Up to that point, strategic bombing runs against valuable assets like factories entailed enormous costs and their effects could be undone in weeks.
That the US was suddenly capable of consigning irreplaceable industrial assets to oblivion was probably a lot scarier to the Japanese military than the civilian casualties.
In other words, strategic bombing works only to the extent that it functions as tactical bombing against bigger targets.
Since then, the US has learned this lesson and found lots of ways to effectively consign strategic assets to oblivion at minimal risk /without/ high numbers of civilian casualties (some of which they've taught Ukraine). Meanwhile, Russia's takeaway from the history of nukes is that the best way to make an adversary back down is to hold the maximum number of people's lives at risk.
It's pretty clear which interpretation is more effective at winning wars!
The numerical imbalance reminds me of the American Civil War. The Union almost always outnumbered the Confederates. The war lasted so long because Robert E Lee was a genius at maneuver. As President Truman said, “The only things we don’t know is the history we haven’t read.”
The consensus seems to be that Lee was brilliant at defense but subpar on offense.
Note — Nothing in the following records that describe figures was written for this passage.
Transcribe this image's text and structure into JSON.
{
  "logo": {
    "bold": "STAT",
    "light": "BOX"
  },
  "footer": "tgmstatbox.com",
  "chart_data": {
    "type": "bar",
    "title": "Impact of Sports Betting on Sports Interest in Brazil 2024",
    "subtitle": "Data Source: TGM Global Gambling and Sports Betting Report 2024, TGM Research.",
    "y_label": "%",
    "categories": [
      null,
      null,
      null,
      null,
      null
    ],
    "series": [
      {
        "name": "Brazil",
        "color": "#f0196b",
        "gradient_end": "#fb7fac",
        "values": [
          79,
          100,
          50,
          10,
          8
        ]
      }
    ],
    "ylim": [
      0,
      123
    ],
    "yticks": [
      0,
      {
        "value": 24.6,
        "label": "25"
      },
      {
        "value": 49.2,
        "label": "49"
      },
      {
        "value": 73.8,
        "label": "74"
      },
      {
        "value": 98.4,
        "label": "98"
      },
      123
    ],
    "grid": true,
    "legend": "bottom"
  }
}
I'm not American so I have no horse on this race.
@@ChucksSEADnDEAD I wouldn't describe Lee's performance at 2nd Manassas or Chancellorville as "subpar" and he was on the attack in both cases.
The Holodomor was worse than the alleged holololol.
Fite me, bankers, and media producers.
Did nazi that one coming
Why the antisemitism?
Uhm what?
Peter. Didn’t the USA and the allies provide munitions and support to the Soviet’s in World War II? Can they wage war at that level without that support now?
When you see a Toyota truck with a 50 caliber machine gun bolted to the bed, you know you're in trouble.
even though many civilians have died, it’s crazy to think that the Americans killed more Iraqi civilians in 3 months in Iraq than all civilians killed in Ukraine one one year 😳
President Bush’s invasion of Iraq in the gulf war was a disaster for the world, the Iraqis, and the United States.
Much of the civilian death toll, estimated at 276,000 to 305,000, from 2003 to 2019 (I know estimates vary)was a result of sectarian violence that was unleashed when Saddam’s regime was removed.
Ukraine does not have the same internal division of intermixed factions that an occupying military (American and Coalition forces) could not keep separated from each other.
Iraq’s continued inability to form a stable government and ongoing civil strife, long after the US has left the country, illustrates how the killings were not all committed by the US even if the invasion let loose the circumstances that ultimately let it happen.
But i would be happy to have Bush, Cheney, and Rumsfeld (dig him up from the grave) facing charges for war crimes if Putin and his top generals also are arrested and faced the same.
If Russia were to take and occupy Kyiv or other major cities, the civilian death toll would likely jump up dramatically. We’ll really only know what the real numbers of civilian deaths are only once the war is over and a real reckoning is made.